I am familiar with the L1 basis pursuit and sparse reconstruction methods of Donoho and Candes.

With only four standards, I think there is barely enough information to provide a six-point calibration uniquely (given that one only is finding S11 and S21). More data would be needed, but obtaining reliable standards would be tricky. Perhaps, for example, one could use shorted stubs of various lengths as standards, and try to fit the lengths of the stubs.

I think L1 minimization is only good for sparse problems, and I don't think VNA calibration is sparse, unless you plan to basically only find a limited subset of calibration corrections that best correct the data. But if you want to find a fully dense set of calibration variables, there is no way around simply needing more data.

The problem is highly nonlinear. One way to solve it in practice is to use iteratively reweighted least squares, which can be set up so that minimizes a L1 norm. This is a variation on the Levenberg-Marquardt method, where you would find the Jacobian matrix that describes the partial derivatives of the data with respect to the calibration parameters, and then do invert this matrix to solve for the best fit parameters, adjusting weights as you go to favor one parameter over the other, the parameters representing hypothesis about which model best fits the calibration standards.

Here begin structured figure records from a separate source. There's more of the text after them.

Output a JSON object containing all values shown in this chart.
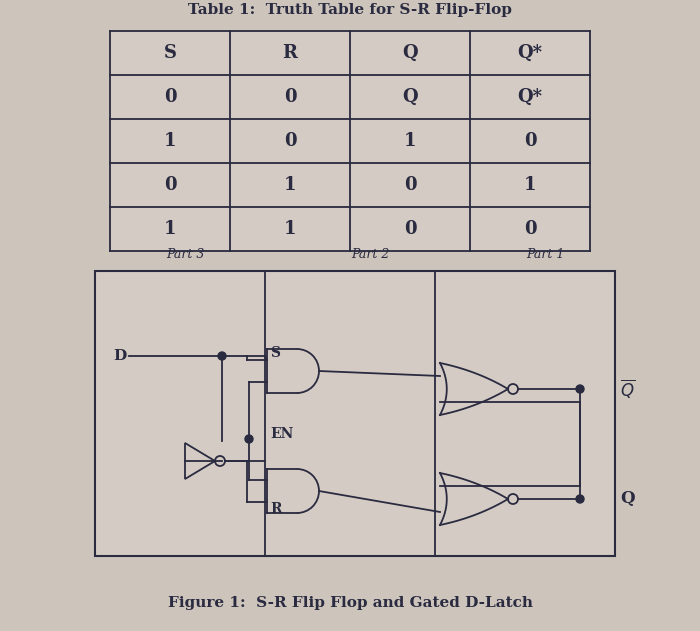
{
  "title_table": "Table 1:  Truth Table for S-R Flip-Flop",
  "table_headers": [
    "S",
    "R",
    "Q",
    "Q*"
  ],
  "table_rows": [
    [
      "0",
      "0",
      "Q",
      "Q*"
    ],
    [
      "1",
      "0",
      "1",
      "0"
    ],
    [
      "0",
      "1",
      "0",
      "1"
    ],
    [
      "1",
      "1",
      "0",
      "0"
    ]
  ],
  "fig_caption": "Figure 1:  S-R Flip Flop and Gated D-Latch",
  "part_labels": [
    "Part 3",
    "Part 2",
    "Part 1"
  ],
  "bg_color": "#cdc5bc",
  "circuit_bg": "#d4ccc4",
  "table_bg": "#d4ccc4",
  "text_color": "#2a2a40",
  "line_color": "#2a2a40"
}
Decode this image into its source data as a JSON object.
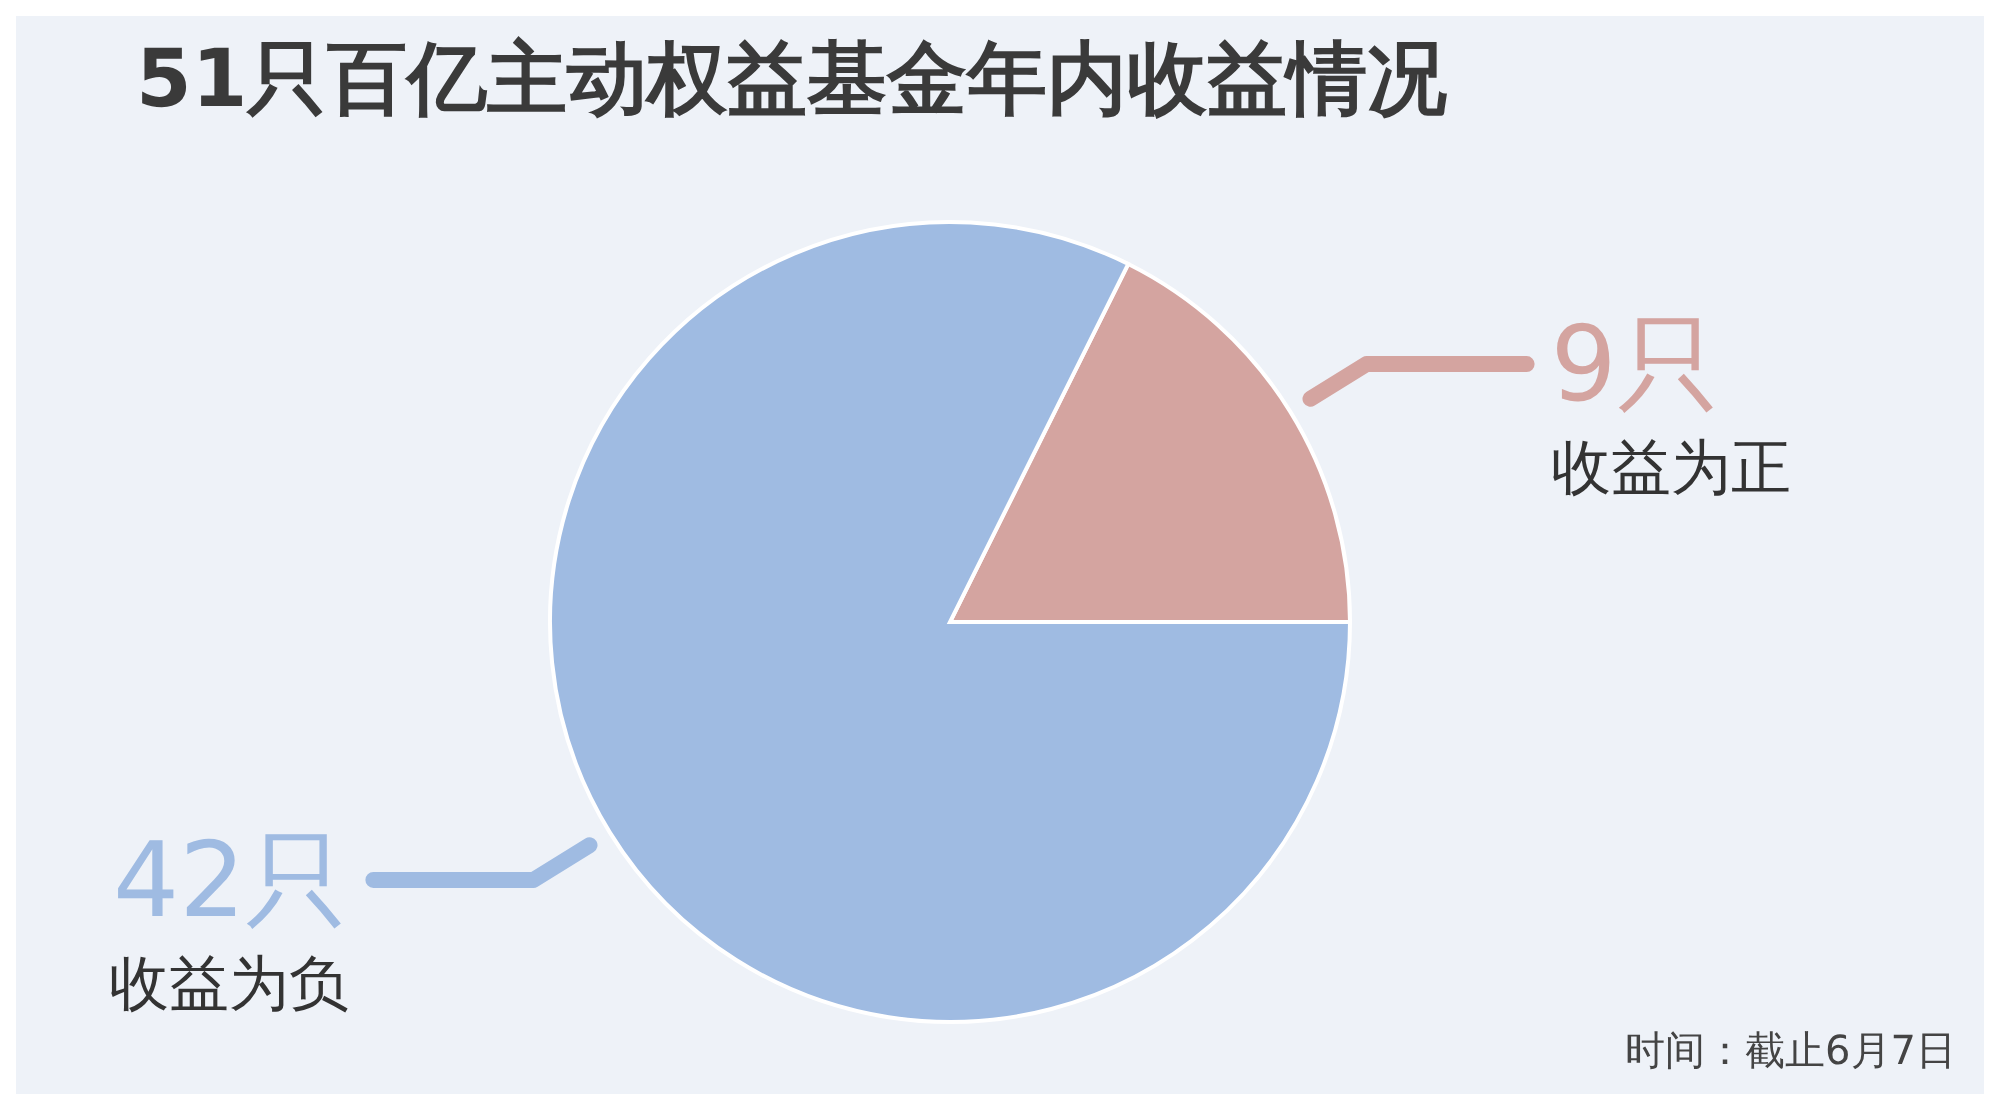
{
  "chart_data": {
    "type": "pie",
    "title": "51只百亿主动权益基金年内收益情况",
    "categories": [
      "收益为正",
      "收益为负"
    ],
    "values": [
      9,
      42
    ],
    "colors": [
      "#d4a4a0",
      "#9fbbe2"
    ],
    "value_labels": [
      "9只",
      "42只"
    ],
    "legend": false,
    "annotations": [
      "时间：截止6月7日"
    ]
  }
}
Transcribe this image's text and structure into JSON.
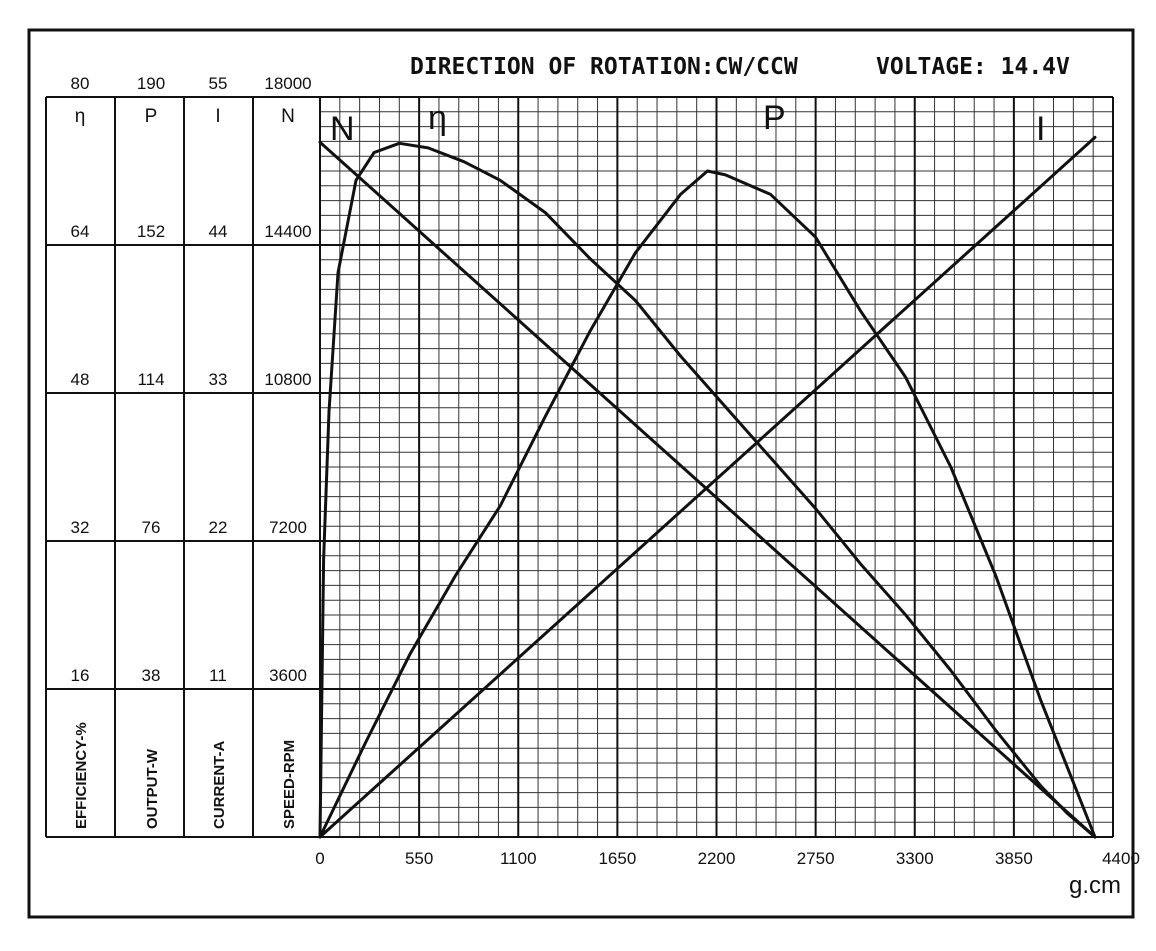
{
  "header": {
    "rotation": "DIRECTION OF ROTATION:CW/CCW",
    "voltage": "VOLTAGE: 14.4V"
  },
  "scales": {
    "efficiency": {
      "symbol": "η",
      "unit": "EFFICIENCY-%",
      "max_label": "80",
      "ticks": [
        "64",
        "48",
        "32",
        "16"
      ]
    },
    "output": {
      "symbol": "P",
      "unit": "OUTPUT-W",
      "max_label": "190",
      "ticks": [
        "152",
        "114",
        "76",
        "38"
      ]
    },
    "current": {
      "symbol": "I",
      "unit": "CURRENT-A",
      "max_label": "55",
      "ticks": [
        "44",
        "33",
        "22",
        "11"
      ]
    },
    "speed": {
      "symbol": "N",
      "unit": "SPEED-RPM",
      "max_label": "18000",
      "ticks": [
        "14400",
        "10800",
        "7200",
        "3600"
      ]
    }
  },
  "x_axis": {
    "unit": "g.cm",
    "tick_labels": [
      "0",
      "550",
      "1100",
      "1650",
      "2200",
      "2750",
      "3300",
      "3850",
      "4400"
    ]
  },
  "curve_labels": {
    "speed": "N",
    "efficiency": "η",
    "output": "P",
    "current": "I"
  },
  "chart_data": {
    "type": "line",
    "title": "",
    "xlabel": "g.cm",
    "xlim": [
      0,
      4400
    ],
    "grid": true,
    "series": [
      {
        "name": "N",
        "axis": "speed",
        "unit": "RPM",
        "x": [
          0,
          4300
        ],
        "values": [
          16900,
          0
        ]
      },
      {
        "name": "I",
        "axis": "current",
        "unit": "A",
        "x": [
          0,
          4300
        ],
        "values": [
          0,
          52
        ]
      },
      {
        "name": "P",
        "axis": "output",
        "unit": "W",
        "x": [
          0,
          250,
          500,
          750,
          1000,
          1250,
          1500,
          1750,
          2000,
          2150,
          2250,
          2500,
          2750,
          3000,
          3250,
          3500,
          3750,
          4000,
          4300
        ],
        "values": [
          0,
          24,
          47,
          67,
          85,
          108,
          130,
          150,
          165,
          171,
          170,
          165,
          154,
          135,
          118,
          95,
          67,
          35,
          0
        ]
      },
      {
        "name": "η",
        "axis": "efficiency",
        "unit": "%",
        "x": [
          0,
          20,
          50,
          100,
          200,
          300,
          440,
          600,
          800,
          1000,
          1250,
          1500,
          1750,
          2000,
          2250,
          2500,
          2750,
          3000,
          3250,
          3500,
          3750,
          4000,
          4150,
          4300
        ],
        "values": [
          0,
          30,
          46,
          61,
          71,
          74,
          75,
          74.5,
          73,
          71,
          67.5,
          62.5,
          58,
          52,
          46.5,
          41,
          35.5,
          29.5,
          24,
          18,
          11.5,
          5.5,
          2.5,
          0
        ]
      }
    ]
  }
}
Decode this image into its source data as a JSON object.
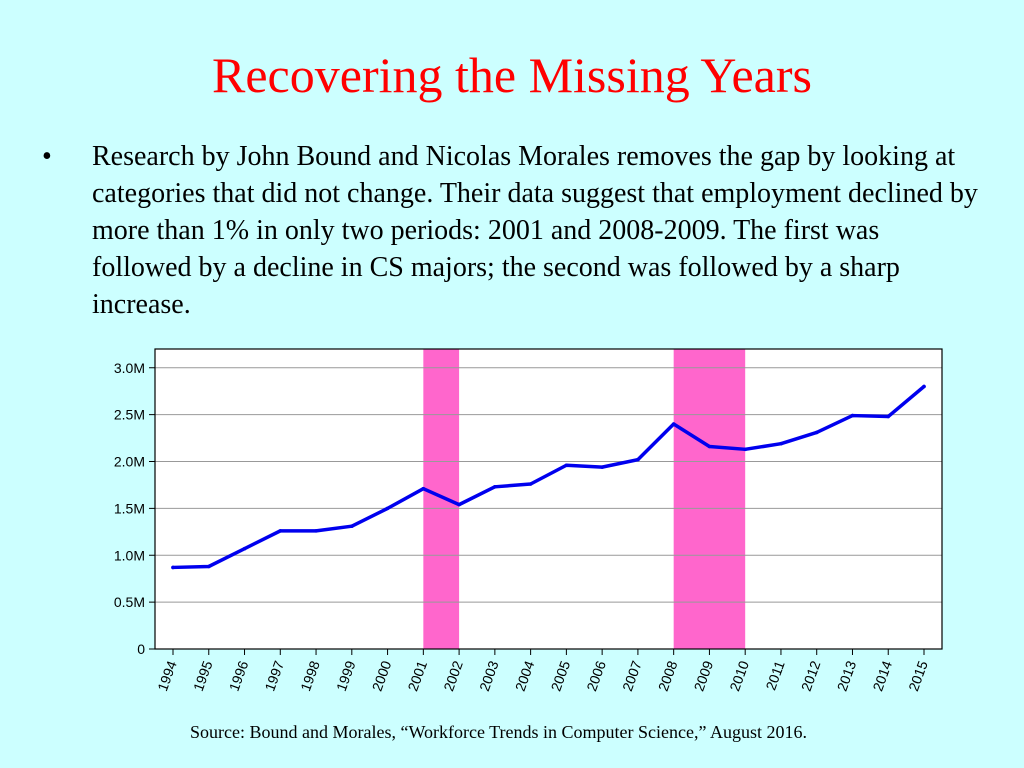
{
  "slide": {
    "title": "Recovering the Missing Years",
    "bullet_marker": "•",
    "body": "Research by John Bound and Nicolas Morales removes the gap by looking at categories that did not change. Their data suggest that employment declined by more than 1% in only two periods: 2001 and 2008-2009. The first was followed by a decline in CS majors; the second was followed by a sharp increase.",
    "source": "Source: Bound and Morales, “Workforce Trends in Computer Science,” August 2016."
  },
  "chart_data": {
    "type": "line",
    "title": "",
    "xlabel": "",
    "ylabel": "",
    "categories": [
      "1994",
      "1995",
      "1996",
      "1997",
      "1998",
      "1999",
      "2000",
      "2001",
      "2002",
      "2003",
      "2004",
      "2005",
      "2006",
      "2007",
      "2008",
      "2009",
      "2010",
      "2011",
      "2012",
      "2013",
      "2014",
      "2015"
    ],
    "series": [
      {
        "values": [
          0.87,
          0.88,
          1.07,
          1.26,
          1.26,
          1.31,
          1.5,
          1.71,
          1.54,
          1.73,
          1.76,
          1.96,
          1.94,
          2.02,
          2.4,
          2.16,
          2.13,
          2.19,
          2.31,
          2.49,
          2.48,
          2.8
        ],
        "color": "#0000ee"
      }
    ],
    "ylim": [
      0,
      3.2
    ],
    "yticks": [
      0,
      0.5,
      1.0,
      1.5,
      2.0,
      2.5,
      3.0
    ],
    "ytick_labels": [
      "0",
      "0.5M",
      "1.0M",
      "1.5M",
      "2.0M",
      "2.5M",
      "3.0M"
    ],
    "shaded_periods": [
      {
        "start": "2001",
        "end": "2002",
        "color": "#ff66cc"
      },
      {
        "start": "2008",
        "end": "2010",
        "color": "#ff66cc"
      }
    ],
    "grid": true,
    "legend": "none",
    "plot_background": "#ffffff"
  }
}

For the VNA I built, I wrote down a brief description of the calibration method I used. It was very simple and worked:

https://github.com/profdc9/VNA/blob/master/doc/VNA%20calibration%20method.pdfMight I suggest that the NanoVNA (and my design) have some problems that probably make a method like this overkill and not likely to result in much improvement in practice? Designs using the SA612 are susceptible to thermal drift, even though they are partially thermally compensated. Also, the codec clock is not synchronized with the SI5351A clock on the NanoVNA, so there is phase error that accumulates over a longer interval. I have triggered the data acquisition off of the intermediate frequency signal to try to remedy this problem and have obtained higher dynamic range as a result.